(March 2012) Since 2008, the Federal Reserve has been interfering with interest rates to a degree which is unprecedented in my lifetime.
In the early 80’s, The FED under Paul Volker raised rates to sky-high levels, creating a recession in order to kill inflation. However, that was done with traditional policy tools such as the discount rate and the FED Funds rate. Recently, the FED has used new policy tools.
This is not a political article; I am curious if there is an opportunity to make money from understanding the impact of these new tools.
What happens when the FED stops using these new tools?
In recent meetings, the FED has announced that it does not plan to take any action to raise interest interest rates until the end of 2014. As we approach 2014 however, this implicitly means that they will cease using these new tools. This should have a huge impact on the markets, and in particular the fixed income market, which presents an opportunity for investors.
What tools am I talking about?
Quantitative Easing & Operation Twist
Quantitative Easing – Simply put, quantitative easing is flooding the economy with money. Since 2008, the fed has pumped $2.3 trillion into the economy. How has this been done? The Federal Reserve buys Treasuries in exchange for cash. The FED is basically printing money and buying treasury bonds with it.
Operation Twist – The FED is in the process of buying $400 billion of Treasury bonds with longer maturity dates and selling bonds with shorter maturity dates. The difference here is that the FED is taking some of the money that they pumped into the economy back out by selling the bonds with shorter maturity dates. The FED estimates that this will push up the average maturity date of its holdings from 75 months to 100 months.
What was the effect of these moves?
Jack Meaning and Feng Zhu do a great job of answering this question in their paper entitled: The Impact of Federal Reserve Purchase Programs: Another Twist.
According to the report, Quantitative Easing reduced the yield on the 10 year treasury by 1.64%, and Operation Twist reduced the yield on the 10- Year Treasury by an additional 0.85%.
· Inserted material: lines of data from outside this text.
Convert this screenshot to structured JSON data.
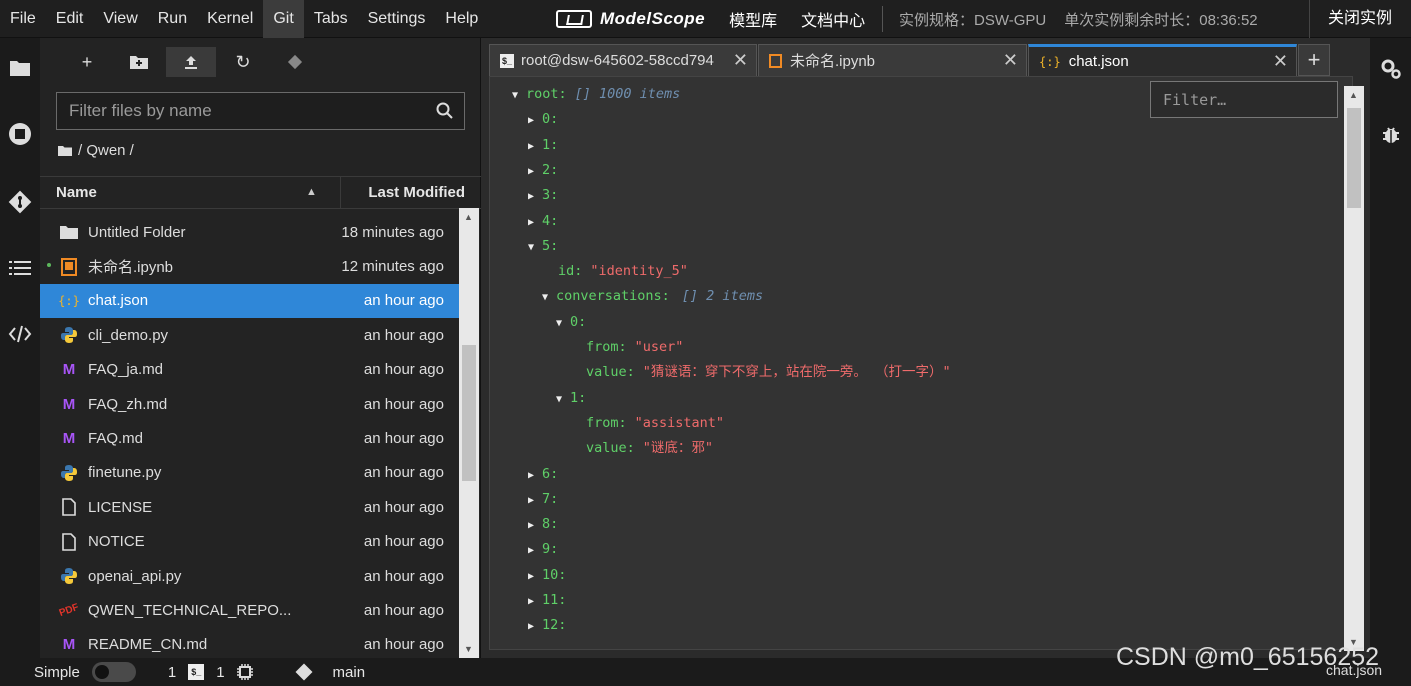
{
  "menubar": {
    "items": [
      "File",
      "Edit",
      "View",
      "Run",
      "Kernel",
      "Git",
      "Tabs",
      "Settings",
      "Help"
    ],
    "active": "Git",
    "brand": "ModelScope",
    "link_models": "模型库",
    "link_docs": "文档中心",
    "spec_label": "实例规格：DSW-GPU",
    "time_label": "单次实例剩余时长：08:36:52",
    "close_instance": "关闭实例"
  },
  "filebrowser": {
    "filter_placeholder": "Filter files by name",
    "breadcrumb": "/ Qwen /",
    "col_name": "Name",
    "col_modified": "Last Modified",
    "files": [
      {
        "name": "Untitled Folder",
        "modified": "18 minutes ago",
        "icon": "folder-icon",
        "running": false,
        "selected": false
      },
      {
        "name": "未命名.ipynb",
        "modified": "12 minutes ago",
        "icon": "notebook-icon",
        "running": true,
        "selected": false
      },
      {
        "name": "chat.json",
        "modified": "an hour ago",
        "icon": "json-icon",
        "running": false,
        "selected": true
      },
      {
        "name": "cli_demo.py",
        "modified": "an hour ago",
        "icon": "python-icon",
        "running": false,
        "selected": false
      },
      {
        "name": "FAQ_ja.md",
        "modified": "an hour ago",
        "icon": "markdown-icon",
        "running": false,
        "selected": false
      },
      {
        "name": "FAQ_zh.md",
        "modified": "an hour ago",
        "icon": "markdown-icon",
        "running": false,
        "selected": false
      },
      {
        "name": "FAQ.md",
        "modified": "an hour ago",
        "icon": "markdown-icon",
        "running": false,
        "selected": false
      },
      {
        "name": "finetune.py",
        "modified": "an hour ago",
        "icon": "python-icon",
        "running": false,
        "selected": false
      },
      {
        "name": "LICENSE",
        "modified": "an hour ago",
        "icon": "file-icon",
        "running": false,
        "selected": false
      },
      {
        "name": "NOTICE",
        "modified": "an hour ago",
        "icon": "file-icon",
        "running": false,
        "selected": false
      },
      {
        "name": "openai_api.py",
        "modified": "an hour ago",
        "icon": "python-icon",
        "running": false,
        "selected": false
      },
      {
        "name": "QWEN_TECHNICAL_REPO...",
        "modified": "an hour ago",
        "icon": "pdf-icon",
        "running": false,
        "selected": false
      },
      {
        "name": "README_CN.md",
        "modified": "an hour ago",
        "icon": "markdown-icon",
        "running": false,
        "selected": false
      }
    ]
  },
  "tabs": [
    {
      "label": "root@dsw-645602-58ccd794",
      "icon": "terminal-icon",
      "active": false
    },
    {
      "label": "未命名.ipynb",
      "icon": "notebook-icon",
      "active": false
    },
    {
      "label": "chat.json",
      "icon": "json-icon",
      "active": true
    }
  ],
  "json_viewer": {
    "filter_placeholder": "Filter…",
    "root_key": "root:",
    "root_meta": "[] 1000 items",
    "collapsed_before": [
      "0:",
      "1:",
      "2:",
      "3:",
      "4:"
    ],
    "expanded_key": "5:",
    "id_key": "id:",
    "id_value": "\"identity_5\"",
    "conv_key": "conversations:",
    "conv_meta": "[] 2 items",
    "turns": [
      {
        "key": "0:",
        "from_key": "from:",
        "from_value": "\"user\"",
        "value_key": "value:",
        "value_value": "\"猜谜语：穿下不穿上，站在院一旁。 （打一字）\""
      },
      {
        "key": "1:",
        "from_key": "from:",
        "from_value": "\"assistant\"",
        "value_key": "value:",
        "value_value": "\"谜底：邪\""
      }
    ],
    "collapsed_after": [
      "6:",
      "7:",
      "8:",
      "9:",
      "10:",
      "11:",
      "12:"
    ]
  },
  "statusbar": {
    "mode": "Simple",
    "terminals": "1",
    "kernels": "1",
    "branch": "main",
    "right_label": "chat.json"
  },
  "watermark": "CSDN @m0_65156252"
}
For every one month change in the average maturity date of Treasuries held by the Federal Reserve, the 10- Year Treasury moves by 0.032% (3.2 basis points). According to their research, if the FED did not buy or sell Treasuries in the 12 months following the end of Operation Twist, the yield on the 10 year would naturally rise .384%. The maturity of the FED’s portfolio would be 12 month’s shorter.
That was my big aha moment.
Once operation twist ends in june, the benchmark treasury will naturally rise 0.4% per year because of the change in the average maturity date of the treasuries they hold.
Everyone is focused on what the FED plans to do with interest rates, meaning the FED FUNDS rate. For Treasury Yields to rise however, the FED does not need to change the FED FUNDS rate or even sell the massive amounts of the Treasuries it owns. If they simply allow the maturity dates of the treasuries they hold to naturally shorten, the 10-year Treasury could rise significantly.
The Fed Publishes maturity date data on its treasury holdings once per week. While the data is somewhat vague (I think on purpose), it does give you some indication of its holdings. If the FED chooses to let the average maturity of the treasuries it holds shorten, their holdings with maturities between 1 to 5 years should increase a bit, and their holdings with maturities over 1o years should decrease a bit starting in June. If this happens, it provides another reason to sell long dated treasuries.
Its important to note that the FED is talking about taking further measures to keep yields on longer-term bonds down, and the threat of further action itself is a deterrent to rising rates. There is a limit however to how much talking the fed can do before the market tests pushing rates higher. My belief is that the FED will not take further action.